STAN Polytechnic of State Finance (Politeknik Keuangan Negara STAN; abbreviated as PKN STAN), is a government-affiliated college in Indonesia, located in Banten, in Bintaro Sector V Tangerang Selatan. It offers undergraduate degrees in finance. The curriculum is focused on public finance, with an emphasis on government policy and regulation. Upon completion of their study, PKN STAN graduates serve in government institutions in Indonesia especially in the Ministry of Finance of the Republic of Indonesia (Directorate General of Taxes, Directorate of Customs and Excise, etc.).
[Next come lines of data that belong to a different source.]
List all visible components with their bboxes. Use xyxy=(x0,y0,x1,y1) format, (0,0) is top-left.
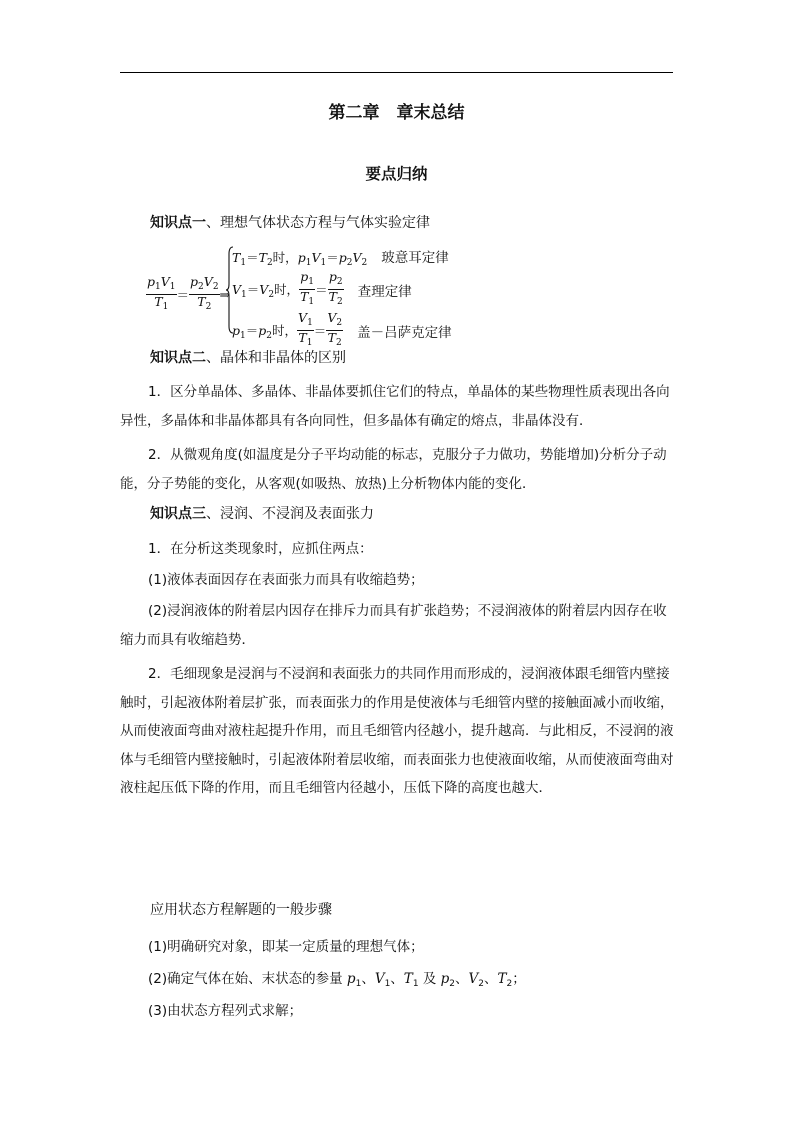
law-boyle: 玻意耳定律 xyxy=(381,250,449,266)
kp3-paragraph-2: (1)液体表面因存在表面张力而具有收缩趋势； xyxy=(148,572,424,588)
step-3: (3)由状态方程列式求解； xyxy=(148,1003,303,1019)
kp1-label: 知识点一 xyxy=(150,215,206,231)
kp2-paragraph-1: 1．区分单晶体、多晶体、非晶体要抓住它们的特点，单晶体的某些物理性质表现出各向异性，多晶体和非晶体都具有各向同性，但多晶体有确定的熔点，非晶体没有． xyxy=(120,384,670,429)
kp2-paragraph-2: 2．从微观角度(如温度是分子平均动能的标志，克服分子力做功，势能增加)分析分子动能，分子势能的变化，从客观(如吸热、放热)上分析物体内能的变化． xyxy=(120,447,667,492)
section-subtitle: 要点归纳 xyxy=(365,165,428,183)
page-title: 第二章 章末总结 xyxy=(328,103,465,123)
kp1-text: 、理想气体状态方程与气体实验定律 xyxy=(206,215,430,231)
step-2: (2)确定气体在始、末状态的参量 $p_1$、$V_1$、$T_1$ 及 $p_2$、$V_2$、$T_2$； xyxy=(148,971,526,989)
kp3-paragraph-1: 1．在分析这类现象时，应抓住两点： xyxy=(148,541,373,557)
gay-lussac-law-line: $p_1=p_2$时， $\frac{V_1}{T_1}$ ＝ $\frac{V_2}{T_2}$ 盖－吕萨克定律 xyxy=(232,310,452,348)
law-gay-lussac: 盖－吕萨克定律 xyxy=(357,324,452,341)
cond1-suffix: 时， xyxy=(272,250,298,265)
top-rule xyxy=(120,72,673,73)
cond3-suffix: 时， xyxy=(272,322,298,338)
law-charles: 查理定律 xyxy=(357,283,412,300)
steps-title: 应用状态方程解题的一般步骤 xyxy=(150,902,332,918)
kp3-text: 、浸润、不浸润及表面张力 xyxy=(206,506,374,522)
kp3-paragraph-3: (2)浸润液体的附着层内因存在排斥力而具有扩张趋势；不浸润液体的附着层内因存在收缩力而具有收缩趋势． xyxy=(120,603,667,648)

The current PKN STAN director is Evy Mulyani, Ak., M.B.A., Ph.D. CA, CACP, CRGP.

==Government affiliation==
PKN STAN is a government-affiliated college which means that the college is administered and funded by the government of Indonesia through the institution it is affiliated to. The government institution affiliated to PKN STAN is the Ministry of Finance of the Republic of Indonesia. This affiliation with the government results in cost of education not being charged to the students of the college. In return, the graduates of the college are obliged to serve in government institutions in Indonesia. The Ministry of Finance of the Republic of Indonesia gets the largest number of graduates every year. The other government institutions get a portion of the college graduates allocation are the Government Accountability Office of the Republic of Indonesia (Badan Pemeriksa Keuangan Republik Indonesia/ BPK RI)and the Financial and Development Supervisory Agency (Badan Pengawasan Keuangan dan Pembangunan / BPKP). In previous years, there is a record of allocation of graduates to the Ministry of State-Owned Enterprise of Indonesia.